Studio album by Alex Harvey
- Released: 1982
- Recorded: September/October 1981
- Studio: Kingsway Recorders, Holborn, London
- Genre: Rock
- Length: 35:14
- Label: Powerstation Records
- Producer: Kevin D. Nixon

Alex Harvey chronology
| The Mafia Stole My Guitar (1979) | The Soldier on the Wall (1982) |  |

CD Reissue cover

= Soldier on the Wall =

The Soldier on the Wall is the final album recorded by Alex Harvey. The album was recorded in September/October 1981 and released shortly after Harvey's death.

Professional ratings
Review scores
| Source | Rating |
| AllMusic | Star |
| The Encyclopedia of Popular Music | Star |
| Uncut | Star Half star |

== Track listing ==

| No. | Title | Length |
|---|---|---|
| 1. | "Mitzi" | 4:07 |
| 2. | "Billy Bolero" | 4:46 |
| 3. | "Snowshoes Thompson" | 3:16 |
| 4. | "Roman Wall Blues" | 5:24 |
| 5. | "The Poet and I" | 4:20 |
| 6. | "Nervous" | 4:51 |
| 7. | "Carry the Water" | 4:22 |
| 8. | "Flowers Mr. Florist" | 4:04 |
| 9. | "The Poet and I (Reprise)" | 1:28 |

== Personnel ==
- Alex Harvey - lead vocals, producer
- Tony Lambert - keyboards
- George Hall - keyboards
- Ian "Toose" Taylor - guitar
- Jack Dawe - bass guitar
- Colin Griffin - drums
- Andy Nolan - percussion
- Gordon Sellar - bass on "The Poet and I"
- Tommy Eyre - keyboards on "The Poet and I"
- Ray Conn - harmony - writer - producer - on "The Poet and I"

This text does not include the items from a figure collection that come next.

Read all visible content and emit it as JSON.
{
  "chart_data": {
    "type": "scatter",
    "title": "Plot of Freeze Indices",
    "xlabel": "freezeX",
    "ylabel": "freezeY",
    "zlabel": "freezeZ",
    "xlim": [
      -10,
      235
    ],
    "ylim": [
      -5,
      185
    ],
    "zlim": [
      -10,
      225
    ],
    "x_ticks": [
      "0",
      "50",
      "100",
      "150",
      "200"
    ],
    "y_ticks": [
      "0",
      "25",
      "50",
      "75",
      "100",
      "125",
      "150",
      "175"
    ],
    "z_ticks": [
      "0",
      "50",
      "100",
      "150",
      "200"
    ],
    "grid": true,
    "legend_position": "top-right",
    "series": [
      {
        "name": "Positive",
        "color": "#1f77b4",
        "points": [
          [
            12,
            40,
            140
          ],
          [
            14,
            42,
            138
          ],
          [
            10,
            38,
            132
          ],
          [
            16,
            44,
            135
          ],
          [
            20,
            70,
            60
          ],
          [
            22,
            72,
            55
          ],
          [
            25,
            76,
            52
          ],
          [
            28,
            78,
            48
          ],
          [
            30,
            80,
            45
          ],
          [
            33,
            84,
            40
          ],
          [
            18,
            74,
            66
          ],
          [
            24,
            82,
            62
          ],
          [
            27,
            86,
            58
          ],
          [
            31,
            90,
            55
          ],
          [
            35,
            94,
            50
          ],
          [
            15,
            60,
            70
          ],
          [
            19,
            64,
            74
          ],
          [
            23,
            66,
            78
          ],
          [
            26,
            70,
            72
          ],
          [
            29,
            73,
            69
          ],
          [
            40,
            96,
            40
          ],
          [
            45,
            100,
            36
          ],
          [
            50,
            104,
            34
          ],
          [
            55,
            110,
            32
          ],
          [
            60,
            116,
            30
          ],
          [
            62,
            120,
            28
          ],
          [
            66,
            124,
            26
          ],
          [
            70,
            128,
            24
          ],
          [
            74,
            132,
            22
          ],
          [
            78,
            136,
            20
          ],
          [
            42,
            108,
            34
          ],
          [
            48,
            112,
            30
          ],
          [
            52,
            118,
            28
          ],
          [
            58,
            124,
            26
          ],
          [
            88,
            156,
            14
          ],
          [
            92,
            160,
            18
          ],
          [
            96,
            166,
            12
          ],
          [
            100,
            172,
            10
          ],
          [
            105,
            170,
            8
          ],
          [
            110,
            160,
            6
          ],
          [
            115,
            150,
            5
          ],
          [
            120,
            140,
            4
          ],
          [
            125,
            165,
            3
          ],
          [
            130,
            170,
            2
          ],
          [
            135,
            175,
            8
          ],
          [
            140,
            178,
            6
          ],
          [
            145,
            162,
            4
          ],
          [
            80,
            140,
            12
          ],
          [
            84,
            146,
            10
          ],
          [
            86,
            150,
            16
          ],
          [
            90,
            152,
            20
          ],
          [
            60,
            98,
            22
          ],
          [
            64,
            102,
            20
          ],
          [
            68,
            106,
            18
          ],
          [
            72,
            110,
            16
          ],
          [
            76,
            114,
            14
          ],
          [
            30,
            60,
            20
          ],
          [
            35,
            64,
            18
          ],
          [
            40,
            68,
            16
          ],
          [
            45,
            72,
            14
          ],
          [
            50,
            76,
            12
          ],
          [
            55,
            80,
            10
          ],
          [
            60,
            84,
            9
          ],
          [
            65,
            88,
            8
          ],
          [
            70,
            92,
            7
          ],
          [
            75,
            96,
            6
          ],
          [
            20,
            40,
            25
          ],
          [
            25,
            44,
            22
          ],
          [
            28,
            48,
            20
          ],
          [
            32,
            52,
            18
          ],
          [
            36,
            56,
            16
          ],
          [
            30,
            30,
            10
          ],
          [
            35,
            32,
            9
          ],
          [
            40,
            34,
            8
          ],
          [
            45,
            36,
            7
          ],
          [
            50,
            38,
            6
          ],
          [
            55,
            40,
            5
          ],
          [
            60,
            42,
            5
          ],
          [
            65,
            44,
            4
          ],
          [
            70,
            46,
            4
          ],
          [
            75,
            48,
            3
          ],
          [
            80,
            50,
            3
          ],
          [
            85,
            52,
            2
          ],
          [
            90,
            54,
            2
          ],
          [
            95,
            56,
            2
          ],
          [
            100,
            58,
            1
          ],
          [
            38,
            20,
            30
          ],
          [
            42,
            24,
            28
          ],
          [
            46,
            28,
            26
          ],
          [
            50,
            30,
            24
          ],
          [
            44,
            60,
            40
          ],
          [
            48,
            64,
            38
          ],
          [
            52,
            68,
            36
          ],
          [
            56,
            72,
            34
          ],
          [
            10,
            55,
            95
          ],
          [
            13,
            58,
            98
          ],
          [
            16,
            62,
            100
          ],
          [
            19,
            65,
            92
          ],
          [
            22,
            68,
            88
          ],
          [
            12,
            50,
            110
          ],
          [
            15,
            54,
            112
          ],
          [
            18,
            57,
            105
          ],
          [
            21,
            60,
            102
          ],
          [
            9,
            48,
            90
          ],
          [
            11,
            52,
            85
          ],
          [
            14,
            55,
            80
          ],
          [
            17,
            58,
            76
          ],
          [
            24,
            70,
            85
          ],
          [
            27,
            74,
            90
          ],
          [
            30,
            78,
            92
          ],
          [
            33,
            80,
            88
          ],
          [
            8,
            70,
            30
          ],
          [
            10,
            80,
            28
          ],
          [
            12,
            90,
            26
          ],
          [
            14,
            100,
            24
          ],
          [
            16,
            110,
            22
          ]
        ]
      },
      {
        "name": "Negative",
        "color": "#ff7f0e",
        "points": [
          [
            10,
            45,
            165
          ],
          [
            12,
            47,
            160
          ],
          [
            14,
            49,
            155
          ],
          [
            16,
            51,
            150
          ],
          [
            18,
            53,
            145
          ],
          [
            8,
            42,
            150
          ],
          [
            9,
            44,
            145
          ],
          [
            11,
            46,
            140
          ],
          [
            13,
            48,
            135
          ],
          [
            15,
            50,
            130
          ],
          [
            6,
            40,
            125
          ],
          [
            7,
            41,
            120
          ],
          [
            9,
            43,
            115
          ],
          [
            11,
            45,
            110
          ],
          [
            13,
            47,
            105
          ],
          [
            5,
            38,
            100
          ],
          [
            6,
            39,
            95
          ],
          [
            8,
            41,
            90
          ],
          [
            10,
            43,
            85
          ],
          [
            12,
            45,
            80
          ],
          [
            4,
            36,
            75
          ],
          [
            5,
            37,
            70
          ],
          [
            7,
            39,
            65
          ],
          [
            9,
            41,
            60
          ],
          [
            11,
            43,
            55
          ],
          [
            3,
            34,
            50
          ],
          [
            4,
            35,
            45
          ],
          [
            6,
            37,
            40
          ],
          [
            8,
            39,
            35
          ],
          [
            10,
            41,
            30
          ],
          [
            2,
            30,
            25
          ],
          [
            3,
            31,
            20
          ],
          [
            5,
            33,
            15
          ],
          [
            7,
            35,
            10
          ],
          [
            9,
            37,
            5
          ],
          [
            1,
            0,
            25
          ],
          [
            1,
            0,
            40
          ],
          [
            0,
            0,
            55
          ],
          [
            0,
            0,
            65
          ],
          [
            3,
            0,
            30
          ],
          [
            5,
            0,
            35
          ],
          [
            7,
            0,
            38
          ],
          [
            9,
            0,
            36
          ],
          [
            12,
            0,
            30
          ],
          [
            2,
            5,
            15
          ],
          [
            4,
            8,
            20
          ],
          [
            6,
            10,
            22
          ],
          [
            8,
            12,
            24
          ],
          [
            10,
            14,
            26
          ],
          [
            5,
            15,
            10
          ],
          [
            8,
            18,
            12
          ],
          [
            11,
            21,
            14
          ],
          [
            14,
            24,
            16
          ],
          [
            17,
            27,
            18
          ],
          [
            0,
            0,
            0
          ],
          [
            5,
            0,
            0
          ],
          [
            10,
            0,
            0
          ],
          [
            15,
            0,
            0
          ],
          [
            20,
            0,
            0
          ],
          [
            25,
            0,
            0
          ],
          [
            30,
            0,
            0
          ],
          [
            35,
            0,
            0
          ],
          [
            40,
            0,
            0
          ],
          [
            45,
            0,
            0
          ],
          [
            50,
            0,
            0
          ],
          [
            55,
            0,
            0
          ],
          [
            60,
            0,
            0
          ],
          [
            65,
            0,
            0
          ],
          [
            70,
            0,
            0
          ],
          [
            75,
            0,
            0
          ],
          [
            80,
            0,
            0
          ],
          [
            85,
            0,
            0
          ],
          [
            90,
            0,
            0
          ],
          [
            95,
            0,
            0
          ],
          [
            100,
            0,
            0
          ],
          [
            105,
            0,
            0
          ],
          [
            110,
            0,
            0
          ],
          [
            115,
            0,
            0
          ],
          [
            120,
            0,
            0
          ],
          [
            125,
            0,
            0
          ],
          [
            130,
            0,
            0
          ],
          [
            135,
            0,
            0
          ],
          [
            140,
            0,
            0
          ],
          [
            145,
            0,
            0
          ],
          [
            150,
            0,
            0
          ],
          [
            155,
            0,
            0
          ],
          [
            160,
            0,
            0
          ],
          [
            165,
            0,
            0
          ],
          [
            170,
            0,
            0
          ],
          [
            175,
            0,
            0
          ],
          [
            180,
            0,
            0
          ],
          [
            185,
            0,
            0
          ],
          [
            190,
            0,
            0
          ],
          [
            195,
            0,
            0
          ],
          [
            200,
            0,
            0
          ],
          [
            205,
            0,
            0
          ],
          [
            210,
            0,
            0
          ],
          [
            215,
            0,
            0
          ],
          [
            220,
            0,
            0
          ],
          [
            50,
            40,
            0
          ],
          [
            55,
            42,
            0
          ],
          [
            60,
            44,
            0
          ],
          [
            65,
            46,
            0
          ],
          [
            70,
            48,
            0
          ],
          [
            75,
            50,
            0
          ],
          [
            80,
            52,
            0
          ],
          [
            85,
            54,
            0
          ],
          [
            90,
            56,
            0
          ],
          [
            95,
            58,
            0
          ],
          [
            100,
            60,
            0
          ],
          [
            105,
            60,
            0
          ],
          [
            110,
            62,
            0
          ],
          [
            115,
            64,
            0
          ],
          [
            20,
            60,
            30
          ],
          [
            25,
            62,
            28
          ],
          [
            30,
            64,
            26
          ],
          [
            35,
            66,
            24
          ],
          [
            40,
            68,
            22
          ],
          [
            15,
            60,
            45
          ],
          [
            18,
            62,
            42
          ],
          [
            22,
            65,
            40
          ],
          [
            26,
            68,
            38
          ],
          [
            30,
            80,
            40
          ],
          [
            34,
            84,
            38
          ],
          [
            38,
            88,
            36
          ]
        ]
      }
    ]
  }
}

=== Additional personnel ===
- Kevin D. Nixon - producer
- Paul "Chas" Watkins - engineer
- Roy Neave - mix engineer
- Viv Ratcliffe - front cover
- Charles Daykin - artwork

== 2003 reissue ==

In 2003, the album was given a compact disc release, with only the first four tracks being remastered from their original master tapes. The project was almost abandoned because the second master tape for the other five tracks (the B side of the vinyl album) couldn't be traced. Production staff managed to obtain a good quality copy of the original 1982 vinyl on loan. They digitised and "cleaned up" (as best they could with the technology available at the time) the remaining five tracks, and released them. Consequently, this led to slight surface noise appearing on those tracks; it is most noticeable with some light crackle on the quiet piano introduction to track 5, "The Poet and I".

The CD version has a different cover from the original and liner notes by Harvey's widow, Trudy.